A company that’s out of favor with the market can see big returns once it moves back into favor. But first, it has to have been out of favor for so long that shares are cheap. It also helps if the company is growing earnings and revenues.
From there, it’s best to wait until an uptrend starts. A hated company will typically start to move higher even if shares are out of favor with investors. Once perception flips positive, the rally can really take off.
That could be the case with payment platform PayPal (PYPL). Shares have been out of favor with the market for years. Yet the company handily beat earnings and revenues in its most recent quarter.
Even better, PayPal is changing its reporting methodology. That will reflect the cost of the company’s stock-based compensation to employees.
PayPal is down about 7% over the past year, far lagging the overall market. But shares now trade at 13 times earnings, indicating a reasonable value now.

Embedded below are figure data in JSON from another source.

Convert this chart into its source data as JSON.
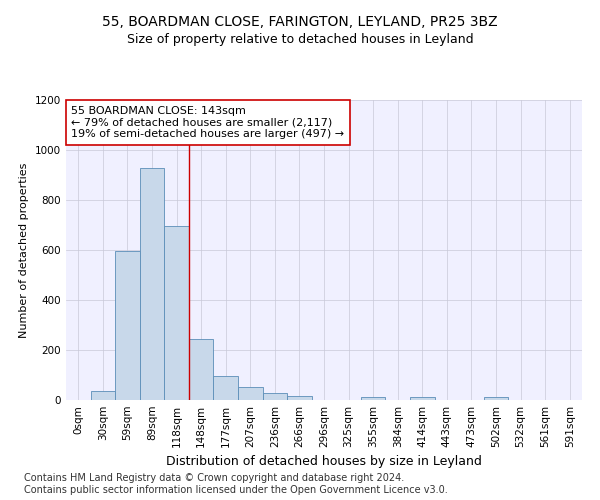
{
  "title1": "55, BOARDMAN CLOSE, FARINGTON, LEYLAND, PR25 3BZ",
  "title2": "Size of property relative to detached houses in Leyland",
  "xlabel": "Distribution of detached houses by size in Leyland",
  "ylabel": "Number of detached properties",
  "bar_color": "#c8d8ea",
  "bar_edge_color": "#5b8db8",
  "categories": [
    "0sqm",
    "30sqm",
    "59sqm",
    "89sqm",
    "118sqm",
    "148sqm",
    "177sqm",
    "207sqm",
    "236sqm",
    "266sqm",
    "296sqm",
    "325sqm",
    "355sqm",
    "384sqm",
    "414sqm",
    "443sqm",
    "473sqm",
    "502sqm",
    "532sqm",
    "561sqm",
    "591sqm"
  ],
  "values": [
    0,
    35,
    595,
    930,
    695,
    245,
    98,
    52,
    28,
    18,
    0,
    0,
    12,
    0,
    12,
    0,
    0,
    12,
    0,
    0,
    0
  ],
  "vline_x": 4.5,
  "vline_color": "#cc0000",
  "annotation_line1": "55 BOARDMAN CLOSE: 143sqm",
  "annotation_line2": "← 79% of detached houses are smaller (2,117)",
  "annotation_line3": "19% of semi-detached houses are larger (497) →",
  "annotation_box_color": "#ffffff",
  "annotation_box_edge": "#cc0000",
  "ylim": [
    0,
    1200
  ],
  "yticks": [
    0,
    200,
    400,
    600,
    800,
    1000,
    1200
  ],
  "footnote": "Contains HM Land Registry data © Crown copyright and database right 2024.\nContains public sector information licensed under the Open Government Licence v3.0.",
  "title1_fontsize": 10,
  "title2_fontsize": 9,
  "xlabel_fontsize": 9,
  "ylabel_fontsize": 8,
  "tick_fontsize": 7.5,
  "annotation_fontsize": 8,
  "footnote_fontsize": 7,
  "bg_color": "#f0f0ff",
  "grid_color": "#c8c8d8"
}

Action to take: Shares are cheap, still hated by the market, but are starting to trend higher. That points to market-beating returns in the months ahead. Currently, PayPal does not pay a dividend.
For traders, the July $75 calls, last trading for about $1.85, could see high double-digit returns if shares really start to take off in the coming weeks.
Disclosure: The author of this article has no position in the company mentioned here, but may trade after the next 72 hours. The author receives no compensation from any company mentioned in this article.